The show had two possible paths it could have successfully followed, and it completely fails on both. First, it could have engagingly extrapolated the future of the Transformers we know and love. Alternately, it could have embraced new characters and their dynamics. But Headmasters decided to jam both concepts together, to the disappointment of many angry children, becoming a half-transformed beast that begs for the sweet release of death from its Rubiks Cubesian self-abortion.
Are you an old-school fan of the original generation of Transformers, and want to see where Optimus Prime, Ultra Magnus, Galvatron (the upgraded form of Megatron), and Hot Rod (introduced in the movie) are up to? Over the course of the series, they all either die or just opt to leave the show completely. Don’t worry, the episode title card will spoil it for you, with such episodes as “Ultra Magnus Dies!!” or “The Emperor of Destruction Vanishes on an Iceberg”. Well, without those characters, you’ll still see Cybertron (destroyed) and the Matrix of Leadership (forgotten), long-standing or memorable facets of their lives, right?
Maybe you can put your old toys away and play with new ones, like the toy companies so desire. Given the series and its desire to quickly and efficiently phase out classic characters (Optimus Prime soon dies again, Soundwave and Soundblaster both get upgraded forms early on, and so forth) and replace them with more modern ones. It is called “Headmasters” for a reason, with Chromedome, Hardhead, Brainstorm, Highbrow, and eventually Fortress Maximus becoming the four inseparable heroes in the fight against Skullcruncher, Mindwipe, Weirdwolf, and eventually Scorponok, Apeface, and Snapdragon
Notably, there’s no English-language dub of this series on this set. While an English dub exists, it’s both laughably bad (naming some characters such as Metroplex “Phillip” and Spike Witwicky as “Sparkle”, admittedly, not much worse than his real name), whose inclusion Hasbro objected to. Subtitles are included, and are adequate, beyond a few glaring language errors and divisive naming schemes. (While MegaZarak was named Scorponok in America, the “Zarak Shield” retains its original Japanese name… making the “Zarak” part of the name odd.)
Now comes the part of the review where I cover the obscene number of extras. The feature that explains the series up to this point? The mini-documentary covering where the series took a divergent point from its American counterpart? The commentaries by vaunted Transformer fans? Commercials of the toys seen in this series? Clips from the English dub to laugh at?
They’re all great, or would be, if they existed. Instead, we’re treated to a lone line-art section designs of some of the characters. That’s it. No commercials, no interviews, no extra bonus features that weren’t created by scanning images. Thirty-five episodes of a TV series making its first legal debut in America nets 35 seconds of flip-through pictures. The bonus three episodes of the series “Heroic Legend” (clip shows that were direct-to-video) are also absent.

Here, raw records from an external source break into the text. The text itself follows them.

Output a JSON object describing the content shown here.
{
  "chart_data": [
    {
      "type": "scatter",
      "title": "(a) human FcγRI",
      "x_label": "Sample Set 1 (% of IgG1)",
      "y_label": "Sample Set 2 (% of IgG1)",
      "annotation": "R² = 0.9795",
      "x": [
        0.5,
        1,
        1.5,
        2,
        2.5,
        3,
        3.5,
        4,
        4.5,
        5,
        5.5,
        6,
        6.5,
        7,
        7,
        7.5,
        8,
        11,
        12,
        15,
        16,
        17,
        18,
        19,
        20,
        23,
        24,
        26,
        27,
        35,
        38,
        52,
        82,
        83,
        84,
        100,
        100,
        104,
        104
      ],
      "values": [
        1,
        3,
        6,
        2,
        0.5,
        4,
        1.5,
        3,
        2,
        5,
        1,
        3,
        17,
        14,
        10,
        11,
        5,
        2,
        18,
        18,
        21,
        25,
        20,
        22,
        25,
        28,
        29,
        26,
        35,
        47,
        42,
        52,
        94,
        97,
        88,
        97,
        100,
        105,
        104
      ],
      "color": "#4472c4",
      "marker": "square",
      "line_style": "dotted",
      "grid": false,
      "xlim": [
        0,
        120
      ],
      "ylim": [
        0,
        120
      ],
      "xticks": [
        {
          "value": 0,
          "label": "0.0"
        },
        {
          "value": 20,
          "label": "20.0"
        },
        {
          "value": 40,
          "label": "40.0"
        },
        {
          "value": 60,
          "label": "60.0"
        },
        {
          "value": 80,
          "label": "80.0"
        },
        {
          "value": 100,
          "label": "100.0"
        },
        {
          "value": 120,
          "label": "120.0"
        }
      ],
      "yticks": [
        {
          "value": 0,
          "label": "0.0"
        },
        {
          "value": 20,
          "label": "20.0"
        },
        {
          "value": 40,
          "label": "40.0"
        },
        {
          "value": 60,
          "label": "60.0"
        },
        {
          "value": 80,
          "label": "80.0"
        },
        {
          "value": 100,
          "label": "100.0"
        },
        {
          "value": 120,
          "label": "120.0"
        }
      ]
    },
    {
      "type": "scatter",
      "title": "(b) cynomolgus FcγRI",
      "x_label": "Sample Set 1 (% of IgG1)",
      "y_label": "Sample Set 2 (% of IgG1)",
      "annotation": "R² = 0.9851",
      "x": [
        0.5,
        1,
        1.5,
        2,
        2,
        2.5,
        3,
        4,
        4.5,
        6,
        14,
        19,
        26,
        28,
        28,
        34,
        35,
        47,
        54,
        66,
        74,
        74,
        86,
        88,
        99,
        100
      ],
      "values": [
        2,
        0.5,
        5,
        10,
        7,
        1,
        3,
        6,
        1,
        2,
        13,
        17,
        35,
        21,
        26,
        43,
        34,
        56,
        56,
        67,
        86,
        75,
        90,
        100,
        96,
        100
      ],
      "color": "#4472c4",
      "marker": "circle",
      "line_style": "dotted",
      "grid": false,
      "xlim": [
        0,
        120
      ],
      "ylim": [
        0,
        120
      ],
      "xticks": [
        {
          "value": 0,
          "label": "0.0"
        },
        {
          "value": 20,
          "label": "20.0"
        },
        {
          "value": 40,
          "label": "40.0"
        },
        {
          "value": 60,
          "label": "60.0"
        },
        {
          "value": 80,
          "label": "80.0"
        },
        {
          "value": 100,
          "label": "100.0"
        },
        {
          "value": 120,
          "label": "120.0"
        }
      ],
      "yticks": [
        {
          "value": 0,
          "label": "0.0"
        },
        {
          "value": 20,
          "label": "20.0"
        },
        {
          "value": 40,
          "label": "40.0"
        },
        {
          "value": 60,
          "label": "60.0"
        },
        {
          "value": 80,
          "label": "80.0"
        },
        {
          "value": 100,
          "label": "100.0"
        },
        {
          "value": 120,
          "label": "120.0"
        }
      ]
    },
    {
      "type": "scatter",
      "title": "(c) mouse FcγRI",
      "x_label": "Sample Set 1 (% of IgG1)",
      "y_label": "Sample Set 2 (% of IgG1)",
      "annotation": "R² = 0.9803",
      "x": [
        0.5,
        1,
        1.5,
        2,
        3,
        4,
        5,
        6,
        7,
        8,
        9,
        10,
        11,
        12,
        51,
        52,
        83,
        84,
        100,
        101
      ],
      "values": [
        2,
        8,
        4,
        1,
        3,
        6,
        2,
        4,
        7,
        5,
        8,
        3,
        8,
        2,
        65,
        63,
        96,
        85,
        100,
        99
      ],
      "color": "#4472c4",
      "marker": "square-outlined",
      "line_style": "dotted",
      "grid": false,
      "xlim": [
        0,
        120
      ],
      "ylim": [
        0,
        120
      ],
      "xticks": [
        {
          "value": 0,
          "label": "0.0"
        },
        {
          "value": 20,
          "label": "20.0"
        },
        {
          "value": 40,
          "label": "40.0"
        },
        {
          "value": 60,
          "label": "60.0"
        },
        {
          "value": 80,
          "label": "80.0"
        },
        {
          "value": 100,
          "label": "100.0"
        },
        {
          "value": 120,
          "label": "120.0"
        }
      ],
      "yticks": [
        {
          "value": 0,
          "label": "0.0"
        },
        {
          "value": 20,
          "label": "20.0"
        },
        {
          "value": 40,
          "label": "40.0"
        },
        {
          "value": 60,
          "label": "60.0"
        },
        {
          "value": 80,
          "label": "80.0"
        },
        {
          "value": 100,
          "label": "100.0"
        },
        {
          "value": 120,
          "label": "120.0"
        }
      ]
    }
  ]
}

The Transformers: Headmasters will appeal to a very specific niche: the Transformers fan who must have everything or is just plain curious about what happens in this Japanese-exclusive series. For the first, it’ll meet most of your needs, although you won’t get anything beyond the core 35 episodes. For the latter, Mars blows up and that’s about it. Anyone and everyone else–those with a passing interest in the franchise, those who enjoyed the movies, those who enjoyed the original series–should stay far away from this travesty.